McIntosh is motivated by shining a light on pubs that “don’t get the love they deserve”. They might be on the outskirts, in unfashionable areas, or neglected by the countless “best of” articles found online. “I always find they’re the places where the magic really happens, and also the places that are under threat from closure,” he says. “If we can convince even a handful of people to go to them, and maybe keep them in business, I’d be happy.”

A few landlords have told McIntosh that business has boomed since his videos, although it’s impossible to measure where that came from. “It’s more that I think there’s been a reaction against the stripped-back, strip-lit gastropubs in favour of your more traditional style of pub. You can see that in the pubs that London’s young people are frequenting: the Army & Navy in Dalston, the Blue Posts on Berwick Street, the King’s Head on Blackstock Road and the Dog & Bell in Deptford.”

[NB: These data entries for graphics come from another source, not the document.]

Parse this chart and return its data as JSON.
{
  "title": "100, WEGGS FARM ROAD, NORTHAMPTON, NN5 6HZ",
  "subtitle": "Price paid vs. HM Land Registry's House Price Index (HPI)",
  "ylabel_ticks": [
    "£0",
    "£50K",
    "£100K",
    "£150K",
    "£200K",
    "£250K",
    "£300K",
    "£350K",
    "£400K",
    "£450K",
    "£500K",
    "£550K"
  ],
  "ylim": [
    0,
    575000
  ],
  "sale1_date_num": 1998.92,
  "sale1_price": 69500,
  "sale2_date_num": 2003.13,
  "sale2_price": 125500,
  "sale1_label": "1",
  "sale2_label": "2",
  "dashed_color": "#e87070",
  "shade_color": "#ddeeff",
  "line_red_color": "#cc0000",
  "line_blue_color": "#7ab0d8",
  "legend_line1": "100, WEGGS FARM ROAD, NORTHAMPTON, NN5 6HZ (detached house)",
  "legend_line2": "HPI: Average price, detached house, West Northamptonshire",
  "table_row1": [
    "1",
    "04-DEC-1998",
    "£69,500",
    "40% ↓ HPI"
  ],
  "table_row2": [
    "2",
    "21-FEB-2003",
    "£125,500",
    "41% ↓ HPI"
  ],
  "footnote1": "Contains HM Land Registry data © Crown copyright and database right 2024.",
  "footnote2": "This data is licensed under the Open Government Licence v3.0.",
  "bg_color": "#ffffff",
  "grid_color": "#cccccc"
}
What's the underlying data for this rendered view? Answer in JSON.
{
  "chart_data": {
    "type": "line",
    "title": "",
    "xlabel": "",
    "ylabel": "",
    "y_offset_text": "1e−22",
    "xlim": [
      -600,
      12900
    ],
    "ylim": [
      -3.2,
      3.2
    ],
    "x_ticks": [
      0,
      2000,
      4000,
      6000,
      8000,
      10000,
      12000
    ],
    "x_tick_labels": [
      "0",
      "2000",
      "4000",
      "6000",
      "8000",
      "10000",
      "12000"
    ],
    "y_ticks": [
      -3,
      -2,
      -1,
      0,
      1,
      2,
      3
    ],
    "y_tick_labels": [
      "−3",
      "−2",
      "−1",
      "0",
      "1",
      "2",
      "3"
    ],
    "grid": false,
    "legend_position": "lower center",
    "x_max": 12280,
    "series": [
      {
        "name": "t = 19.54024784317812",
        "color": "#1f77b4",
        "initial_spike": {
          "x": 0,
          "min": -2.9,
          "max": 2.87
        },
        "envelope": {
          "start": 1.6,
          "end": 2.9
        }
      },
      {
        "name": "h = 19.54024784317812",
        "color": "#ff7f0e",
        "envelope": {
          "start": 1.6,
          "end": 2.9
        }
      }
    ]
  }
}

Indeed, the Army & Navy is booming. When Walsh first visited, it was “all mobility scooters outside, rugged carpets, a very spartan setup inside”. It is now one of London’s trendiest pubs. Does he worry about contributing to gentrification? “I’m abundantly aware of a renaissance in these types of pubs in pop culture, social media, Guinness and all that,” he says. “That’s naturally fed into a bit of a flavour for traditional old-man pubs. [But] it’s better to see a busy pub than a dead set of flats.”

After Walsh’s most recent visit to the Calthorpe, he is now preparing a full post, which he expects to release in early March. For me, it is yet another previously unknown or ignored pub – like the Crown on Holloway Road or the Eagle in Homerton – discovered through social media and now added to my rotation. Proper boozer, indeed.